Stan Robertson, 50, had a tough childhood. At the age of eight, he ran away from home and spent weeks sleeping under bridges. Found on the streets of London, he was returned home only to run away again shortly after. Having been placed in care, he spent many of his teenage years on the streets or bedding down in squats.
Now, he is happily married and lives with his wife and children in Northampton. And he's decided to give something back to the people who are in the same situation that he was once in.
Every morning, Stan gets up at 4am to begin cooking eggs, bacon and sausages to take out to people sleeping rough in the town.
"I aim to be in town for 6am and home again at 7.30 so I can do the school run," he says.
Project 16:15 Homeless Breakfast Delivery started just a few weeks ago but it is growing rapidly. Stan says that last week he saw new faces every day. On Christmas morning, with the help of volunteers, he took over the market square and fed 30 rough sleepers.
"Breakfast is vital," he says. "If you see someone first thing in the morning and take them a cup of tea, you're telling them that they matter. It's an important gesture to make. It's more than just food.
"I've been given a street name now, they call me The Chef. That's a title I'm proud of."
But he says he wishes he could help more.
"Some of the stories I hear are just awful. One woman told me she is being pimped out to other homeless people. She has begged me to help her but I don't know how."
He says that the streets are dangerous for all those sleeping rough, but particularly so for women.
"The local night shelter doesn't take women and the women's refuges are often full so there's very little support for them. They often tell me about the men that try to climb in their sleeping bags at night."
Stan starts each morning by walking along the main street in the town centre, stopping at the shop doorways where people are sleeping. He then heads out to what he calls the 'tent community', those who pitch up tents on small patches of grass and in graveyards.
"When I first started going out, lots of the people thought I was there to move them on because that's what they are used to. But they trust me now, when I kept going back they realised that I'd kept my word."

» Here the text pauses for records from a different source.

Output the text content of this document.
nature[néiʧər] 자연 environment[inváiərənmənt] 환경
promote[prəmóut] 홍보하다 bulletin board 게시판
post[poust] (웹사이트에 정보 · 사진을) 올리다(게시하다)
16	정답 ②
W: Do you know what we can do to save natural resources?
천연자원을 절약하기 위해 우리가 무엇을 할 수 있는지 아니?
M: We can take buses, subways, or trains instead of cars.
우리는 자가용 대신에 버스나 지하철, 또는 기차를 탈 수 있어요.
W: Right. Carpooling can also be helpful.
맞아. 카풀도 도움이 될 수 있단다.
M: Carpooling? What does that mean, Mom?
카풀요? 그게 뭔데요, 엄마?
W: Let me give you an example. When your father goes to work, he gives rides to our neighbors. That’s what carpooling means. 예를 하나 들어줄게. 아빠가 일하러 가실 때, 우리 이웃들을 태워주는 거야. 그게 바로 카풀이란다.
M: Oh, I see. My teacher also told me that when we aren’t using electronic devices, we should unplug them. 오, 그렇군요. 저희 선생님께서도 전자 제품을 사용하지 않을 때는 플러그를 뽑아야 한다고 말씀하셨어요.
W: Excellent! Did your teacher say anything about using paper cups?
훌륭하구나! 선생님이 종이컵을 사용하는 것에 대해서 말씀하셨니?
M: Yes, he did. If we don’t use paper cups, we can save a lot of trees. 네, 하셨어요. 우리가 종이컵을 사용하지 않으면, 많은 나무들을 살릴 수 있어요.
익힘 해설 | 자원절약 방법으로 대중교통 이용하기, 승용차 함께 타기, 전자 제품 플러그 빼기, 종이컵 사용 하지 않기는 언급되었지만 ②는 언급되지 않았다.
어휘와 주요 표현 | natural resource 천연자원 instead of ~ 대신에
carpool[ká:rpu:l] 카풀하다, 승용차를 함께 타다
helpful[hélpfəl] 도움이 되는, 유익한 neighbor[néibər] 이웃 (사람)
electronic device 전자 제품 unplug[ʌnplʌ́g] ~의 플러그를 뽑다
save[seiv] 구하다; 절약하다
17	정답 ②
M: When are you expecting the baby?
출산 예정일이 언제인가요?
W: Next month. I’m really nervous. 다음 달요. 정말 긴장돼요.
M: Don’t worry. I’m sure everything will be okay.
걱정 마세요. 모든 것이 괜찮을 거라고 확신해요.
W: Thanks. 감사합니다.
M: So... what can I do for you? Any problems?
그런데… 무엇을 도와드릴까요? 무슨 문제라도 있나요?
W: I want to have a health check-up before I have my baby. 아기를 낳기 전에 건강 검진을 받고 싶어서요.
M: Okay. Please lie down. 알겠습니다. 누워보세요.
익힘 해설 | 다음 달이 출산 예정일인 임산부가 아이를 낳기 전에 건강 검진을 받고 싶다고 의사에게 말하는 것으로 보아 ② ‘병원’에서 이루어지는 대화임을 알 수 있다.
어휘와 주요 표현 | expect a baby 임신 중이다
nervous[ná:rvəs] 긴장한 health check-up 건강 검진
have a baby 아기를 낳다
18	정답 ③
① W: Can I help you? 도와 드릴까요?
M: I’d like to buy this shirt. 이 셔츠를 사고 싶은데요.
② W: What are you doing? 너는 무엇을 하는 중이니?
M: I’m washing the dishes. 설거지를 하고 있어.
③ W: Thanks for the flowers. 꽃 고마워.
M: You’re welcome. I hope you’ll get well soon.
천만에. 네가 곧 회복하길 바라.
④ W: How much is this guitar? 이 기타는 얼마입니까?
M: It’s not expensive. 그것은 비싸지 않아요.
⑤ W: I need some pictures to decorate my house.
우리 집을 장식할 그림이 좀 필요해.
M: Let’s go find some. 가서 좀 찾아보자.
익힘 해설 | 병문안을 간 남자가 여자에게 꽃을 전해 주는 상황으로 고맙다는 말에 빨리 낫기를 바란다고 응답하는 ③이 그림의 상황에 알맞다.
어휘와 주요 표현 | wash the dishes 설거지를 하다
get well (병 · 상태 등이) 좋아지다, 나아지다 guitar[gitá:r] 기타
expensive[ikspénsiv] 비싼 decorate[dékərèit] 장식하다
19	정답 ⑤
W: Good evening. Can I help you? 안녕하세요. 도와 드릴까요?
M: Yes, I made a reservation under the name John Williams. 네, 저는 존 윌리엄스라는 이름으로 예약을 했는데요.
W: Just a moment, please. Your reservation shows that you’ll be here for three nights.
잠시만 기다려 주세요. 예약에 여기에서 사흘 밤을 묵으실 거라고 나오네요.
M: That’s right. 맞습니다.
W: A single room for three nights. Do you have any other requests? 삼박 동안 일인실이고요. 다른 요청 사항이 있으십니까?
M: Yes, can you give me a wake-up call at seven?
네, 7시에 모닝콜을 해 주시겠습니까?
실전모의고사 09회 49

Since 2010 rough sleeping in England has soared. A recent report from the Public Accounts Committee found that there were now around 9,000 people sleeping rough and 78,000 families stuck in temporary accommodation.
"It's a massive problem," he says. "When you go out at that time in the morning you see another life, scenes that you would never normally see at any other time of day.
"I see people waking up with tears in their eyes just at the thought of another day."
Stan would eventually like to run a 24 hour cafe where he can prepare the food and provide a place of shelter at any time of the day.
"It would take a lot of money but that's what I'd like to do. It would be a base to make the breakfasts from and a place where people could just come by for a chat and a cup of tea."